Girls Around Me app 'like looking in the window': developer

A controversial app called Girls Around Me has been withdrawn from the iTunes app store following a report which singled it out as an example of how people can take advantage of Facebook users with weak privacy settings.

Girls Around Me first came to light in a report by Cult Of Mac’s John Brownlee, who explained that the app lets the user find girls (or guys) in their area using check-in information from Foursquare, and then offers links to each subject’s Facebook profile so the user can find out more information about them, and view their pictures.

Shortly after the report was published, Foursquare shut off Girls Around Me’s access to its API, citing a violation of its policy for ‘aggregating information across venues’.

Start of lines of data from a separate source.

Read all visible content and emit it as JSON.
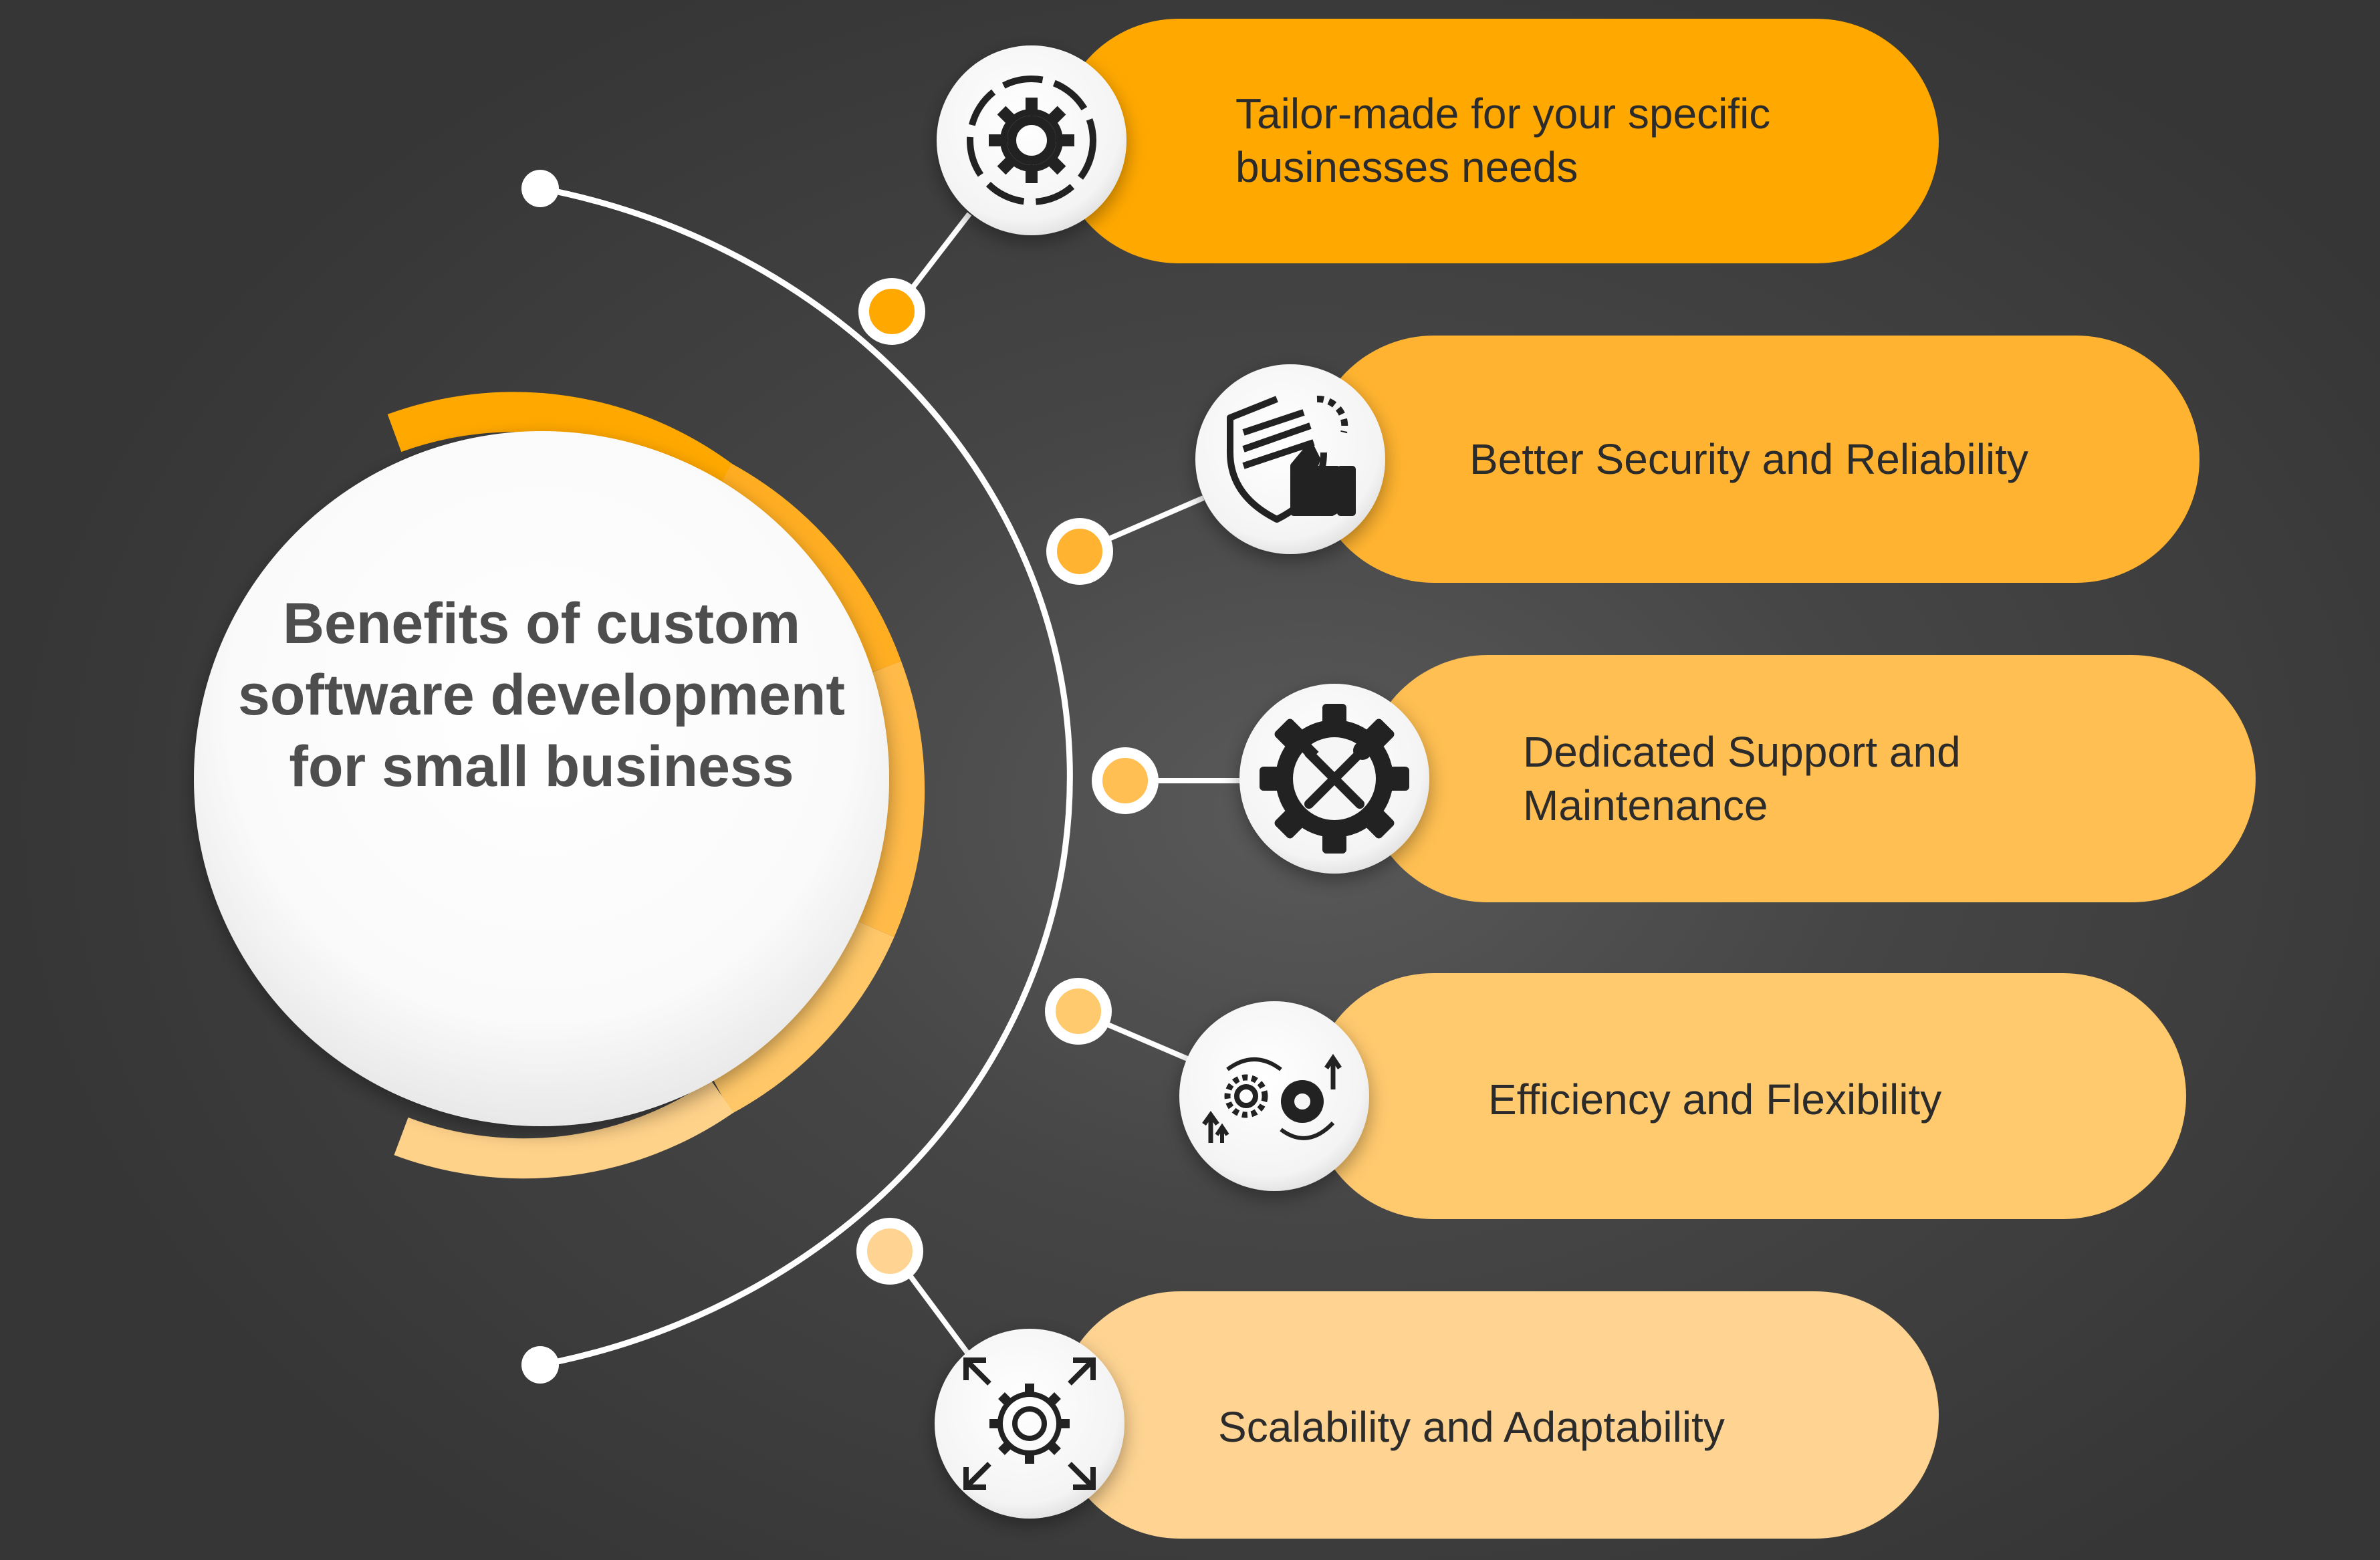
{
  "hub": {
    "title": "Benefits of custom software development for small business"
  },
  "benefits": [
    {
      "label": "Tailor-made for your specific businesses needs",
      "icon": "gear-target-icon",
      "color": "#FFA800"
    },
    {
      "label": "Better Security and Reliability",
      "icon": "shield-thumbs-up-icon",
      "color": "#FFB330"
    },
    {
      "label": "Dedicated Support and Maintenance",
      "icon": "gear-tools-icon",
      "color": "#FFBF52"
    },
    {
      "label": "Efficiency and Flexibility",
      "icon": "gears-arrows-icon",
      "color": "#FFC96E"
    },
    {
      "label": "Scalability and Adaptability",
      "icon": "gear-expand-icon",
      "color": "#FFD492"
    }
  ],
  "colors": {
    "accent": "#FFA800",
    "background": "#3F3F3F",
    "hub_text": "#4E4E4E",
    "pill_text": "#2B2B2B"
  }
}
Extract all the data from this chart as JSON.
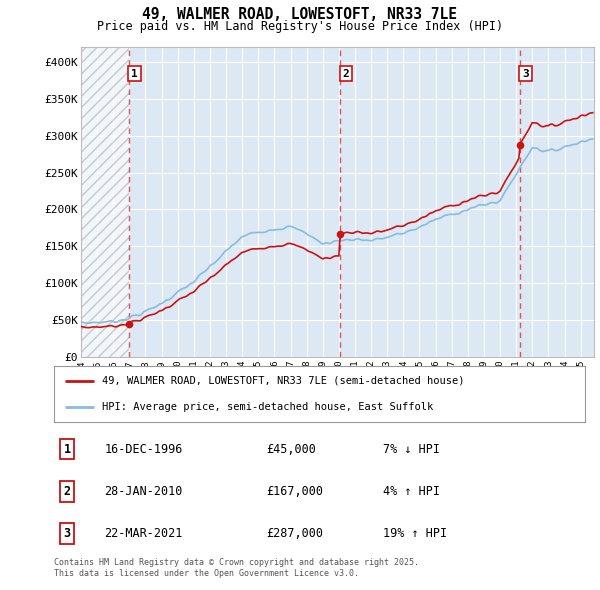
{
  "title_line1": "49, WALMER ROAD, LOWESTOFT, NR33 7LE",
  "title_line2": "Price paid vs. HM Land Registry's House Price Index (HPI)",
  "ylim": [
    0,
    420000
  ],
  "yticks": [
    0,
    50000,
    100000,
    150000,
    200000,
    250000,
    300000,
    350000,
    400000
  ],
  "ytick_labels": [
    "£0",
    "£50K",
    "£100K",
    "£150K",
    "£200K",
    "£250K",
    "£300K",
    "£350K",
    "£400K"
  ],
  "xlim_start": 1994.0,
  "xlim_end": 2025.83,
  "hatch_end": 1996.96,
  "transactions": [
    {
      "year": 1996.96,
      "price": 45000,
      "label": "1"
    },
    {
      "year": 2010.08,
      "price": 167000,
      "label": "2"
    },
    {
      "year": 2021.22,
      "price": 287000,
      "label": "3"
    }
  ],
  "vline_color": "#dd4444",
  "hpi_line_color": "#88bbdd",
  "price_line_color": "#cc1111",
  "dot_color": "#cc1111",
  "legend_entries": [
    "49, WALMER ROAD, LOWESTOFT, NR33 7LE (semi-detached house)",
    "HPI: Average price, semi-detached house, East Suffolk"
  ],
  "table_rows": [
    {
      "num": "1",
      "date": "16-DEC-1996",
      "price": "£45,000",
      "change": "7% ↓ HPI"
    },
    {
      "num": "2",
      "date": "28-JAN-2010",
      "price": "£167,000",
      "change": "4% ↑ HPI"
    },
    {
      "num": "3",
      "date": "22-MAR-2021",
      "price": "£287,000",
      "change": "19% ↑ HPI"
    }
  ],
  "footer": "Contains HM Land Registry data © Crown copyright and database right 2025.\nThis data is licensed under the Open Government Licence v3.0.",
  "bg_color": "#ffffff",
  "plot_bg_color": "#dce9f5",
  "grid_color": "#ffffff"
}
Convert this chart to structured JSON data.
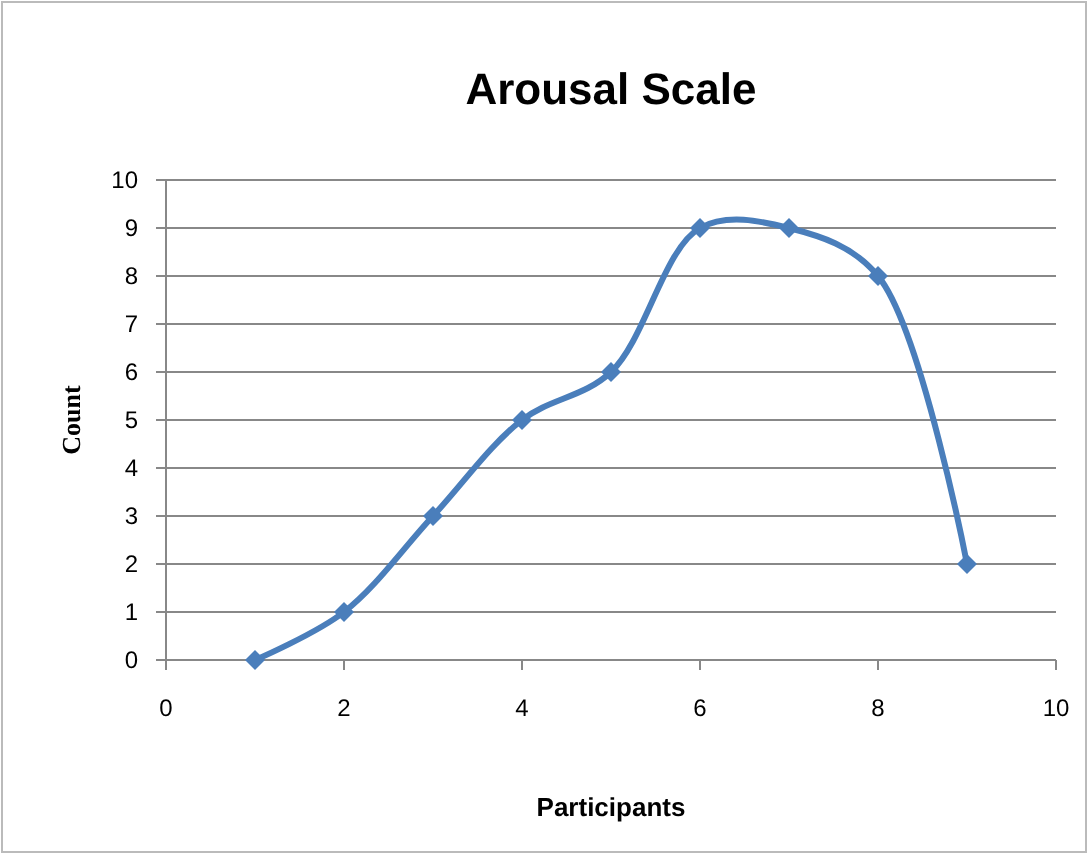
{
  "chart_data": {
    "type": "line",
    "title": "Arousal Scale",
    "xlabel": "Participants",
    "ylabel": "Count",
    "x": [
      1,
      2,
      3,
      4,
      5,
      6,
      7,
      8,
      9
    ],
    "series": [
      {
        "color": "#4a7ebb",
        "values": [
          0,
          1,
          3,
          5,
          6,
          9,
          9,
          8,
          2
        ]
      }
    ],
    "xlim": [
      0,
      10
    ],
    "xticks": [
      0,
      2,
      4,
      6,
      8,
      10
    ],
    "ylim": [
      0,
      10
    ],
    "yticks": [
      0,
      1,
      2,
      3,
      4,
      5,
      6,
      7,
      8,
      9,
      10
    ],
    "grid": "y",
    "marker": "diamond",
    "line_style": "solid"
  }
}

The app’s developers, Russian company i-Free Innovations, were then forced to withdraw Girls Around Me from the app store, as without access to the Foursquare API the app couldn’t perform its function.

After this, i-Free sent a lengthy statement to the Wall Street Journal (but not, for some reason, Cult of Mac) defending  Girls Around Me, explaining that the app is only intended to allow users to browse venues nearby, ‘as if you passed by and looked in the window’.

"Girls Around Me shows to the user only the data that is available to him or her through his or her accounts in Foursquare,” the statement reads, "and gives the user nothing more than Foursquare app can provide itself [sic].”

"Girls Around Me does not provide any data that is unavailable to user when he uses his or her social network account, nor does it reveal any data that users did not share with others.”

While the statement reads as a defence, Brownlee never claimed Girls Around Me was doing anything wrong, admitting in his story that the app ‘wasn’t even the real problem’.

"I still don’t believe that there’s anything wrong with what this app is doing,” Brownlee wrote.

"This is an app you should download to teach the people you care about that privacy issues are real, that social networks like Facebook and Foursquare expose you and the ones you love, and that if you do not know exactly how much you are sharing, you are as easily preyed upon as if you were naked.” 

Of course, no-one can download the app now because it’s been disabled, but the controversy ought to be more than enough to make up for it.